The former controversial police officer had alleged that Prime Minister Modi, who was at that time the chief minister of Gujarat, during the riots in the state, told officials that Hindus should be allowed to vent their anger against Muslims.

More than 1,000 people were killed in the violence. But, Modi has always denied any wrongdoing, and was cleared by the court of law, too.

Bhatt was suspended in 2011 on charges of remaining absent from duty without permission and misuse of official vehicles, and later sacked in August 2015.

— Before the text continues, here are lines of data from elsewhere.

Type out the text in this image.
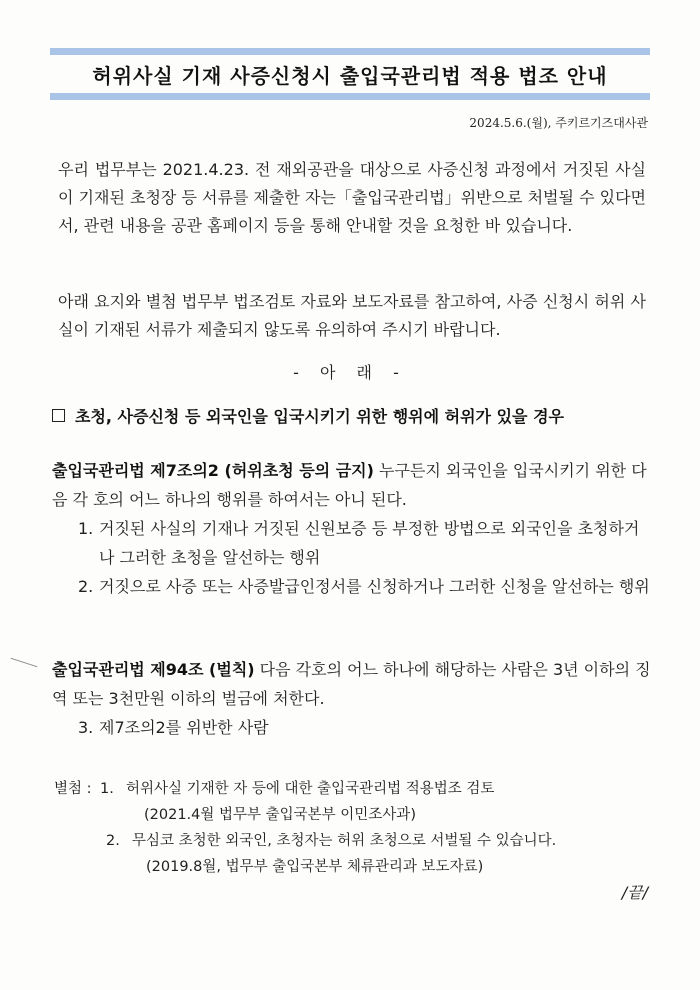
허위사실 기재 사증신청시 출입국관리법 적용 법조 안내
2024.5.6.(월), 주키르기즈대사관
우리 법무부는 2021.4.23. 전 재외공관을 대상으로 사증신청 과정에서 거짓된 사실이 기재된 초청장 등 서류를 제출한 자는「출입국관리법」위반으로 처벌될 수 있다면서, 관련 내용을 공관 홈페이지 등을 통해 안내할 것을 요청한 바 있습니다.
아래 요지와 별첨 법무부 법조검토 자료와 보도자료를 참고하여, 사증 신청시 허위 사실이 기재된 서류가 제출되지 않도록 유의하여 주시기 바랍니다.
- 아 래 -
초청, 사증신청 등 외국인을 입국시키기 위한 행위에 허위가 있을 경우
출입국관리법 제7조의2 (허위초청 등의 금지) 누구든지 외국인을 입국시키기 위한 다음 각 호의 어느 하나의 행위를 하여서는 아니 된다.
1. 거짓된 사실의 기재나 거짓된 신원보증 등 부정한 방법으로 외국인을 초청하거나 그러한 초청을 알선하는 행위
2. 거짓으로 사증 또는 사증발급인정서를 신청하거나 그러한 신청을 알선하는 행위
출입국관리법 제94조 (벌칙) 다음 각호의 어느 하나에 해당하는 사람은 3년 이하의 징역 또는 3천만원 이하의 벌금에 처한다.
3. 제7조의2를 위반한 사람
별첨 : 1. 허위사실 기재한 자 등에 대한 출입국관리법 적용법조 검토
(2021.4월 법무부 출입국본부 이민조사과)
2. 무심코 초청한 외국인, 초청자는 허위 초청으로 서벌될 수 있습니다.
(2019.8월, 법무부 출입국본부 체류관리과 보도자료)
/끝/
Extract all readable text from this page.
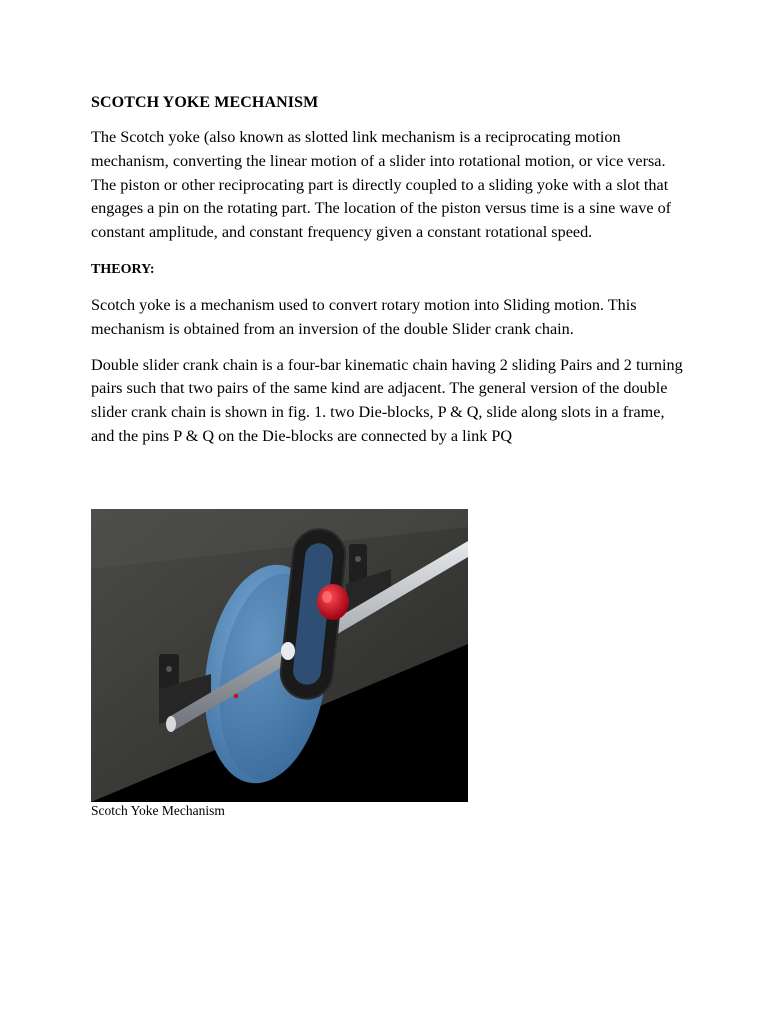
SCOTCH YOKE MECHANISM

The Scotch yoke (also known as slotted link mechanism is a reciprocating motion mechanism, converting the linear motion of a slider into rotational motion, or vice versa. The piston or other reciprocating part is directly coupled to a sliding yoke with a slot that engages a pin on the rotating part. The location of the piston versus time is a sine wave of constant amplitude, and constant frequency given a constant rotational speed.

THEORY:

Scotch yoke is a mechanism used to convert rotary motion into Sliding motion. This mechanism is obtained from an inversion of the double Slider crank chain.

Double slider crank chain is a four-bar kinematic chain having 2 sliding Pairs and 2 turning pairs such that two pairs of the same kind are adjacent. The general version of the double slider crank chain is shown in fig. 1. two Die-blocks, P & Q, slide along slots in a frame, and the pins P & Q on the Die-blocks are connected by a link PQ

Scotch Yoke Mechanism
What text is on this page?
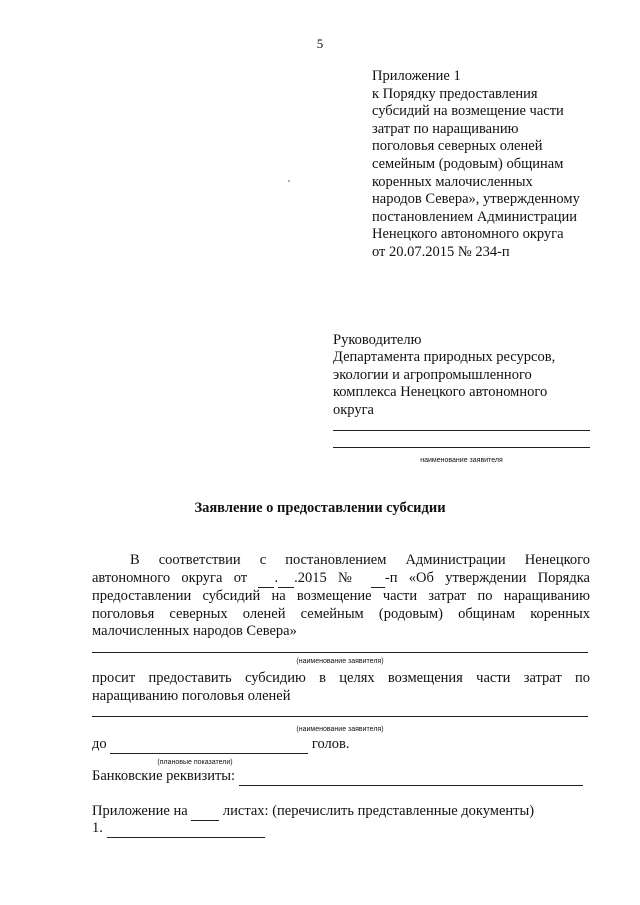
5
Приложение 1
к Порядку предоставления
субсидий на возмещение части
затрат по наращиванию
поголовья северных оленей
семейным (родовым) общинам
коренных малочисленных
народов Севера», утвержденному
постановлением Администрации
Ненецкого автономного округа
от 20.07.2015 № 234-п
Руководителю
Департамента природных ресурсов,
экологии и агропромышленного
комплекса Ненецкого автономного
округа
наименование заявителя
Заявление о предоставлении субсидии
В соответствии с постановлением Администрации Ненецкого автономного округа от  . .2015 №  -п «Об утверждении Порядка предоставлении субсидий на возмещение части затрат по наращиванию поголовья северных оленей семейным (родовым) общинам коренных малочисленных народов Севера»
(наименование заявителя)
просит предоставить субсидию в целях возмещения части затрат по наращиванию поголовья оленей
(наименование заявителя)
до	голов.
(плановые показатели)
Банковские реквизиты:
Приложение на листах: (перечислить представленные документы)
1.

Some said Bhatt deserved the sentence.

Tweep @Antaraatma1 posted: “Hey Shama, that thug sanjiv bhatt deserves life imprisonment for custodial death. Praise the courts, hail the decision and call Sanjiv Bhatt...”
And, @jainil1 tweeted: “Great news... Crook @sanjivbhatt gets life imprisonment for custodial death!”

But for many, this was injustice.

Silencing voices

A question many asked - is new India silencing the voice of its citizens?

Twitter user @MehreenAlam_ highlighted: “It’s #SanjivBhatt today. It can be anyone tomorrow. Someone who’d raise their voice against unemployment, water scarcity, inflation or anything will be silenced. It’s not about Sanjiv Bhatt only. It’s about all of you.”

Quick resolution

In India, where debates about delayed court cases and delayed justice are common @WhirlingDervesh raised an important question - why were other important cases not being dealt with such urgency? The tweep posted: “Most importantly I am surprised #SanjeevBhatt convicted in a 30-year-old case, filed last year... some justice... and so fast no match!”

Twitter user @javedsh added: “It’s really unfortunate that #SanjeevBhatt has been given life imprisonment for a custodial death 30 years ago and the one who should have got life imprisonment for killing six people is sitting in parliament.”

He was referring to Bhopal Member of Parliament (MP), Sadhvi Pragya Thakur, who is accused of participating in a 2008 communal attack that killed six people and injured more than 100 others. She spent nine years in detention over the charge and is still awaiting a trial for terrorism and criminal conspiracy after being granted bail on medical grounds in 2017.

Still a democracy

Earlier today, a UK-based Indian rapper was arrested and charged with sedition for her remarks against current Chief Minister (CM) of Uttar Pradesh Yogi Adityanath.

Journalist @RanaAyyub tweeted: “Where are we headed?”

And, @FarhanaCvg added: “#SanjeevBhatt and #HardKaur got reprimanded because they spoke against the system. Anyone who tries to question the government is labelled either a traitor or is put behind bars. Should we just stop questioning? Are we still a democracy? Seems silencing the voices is the new tool.”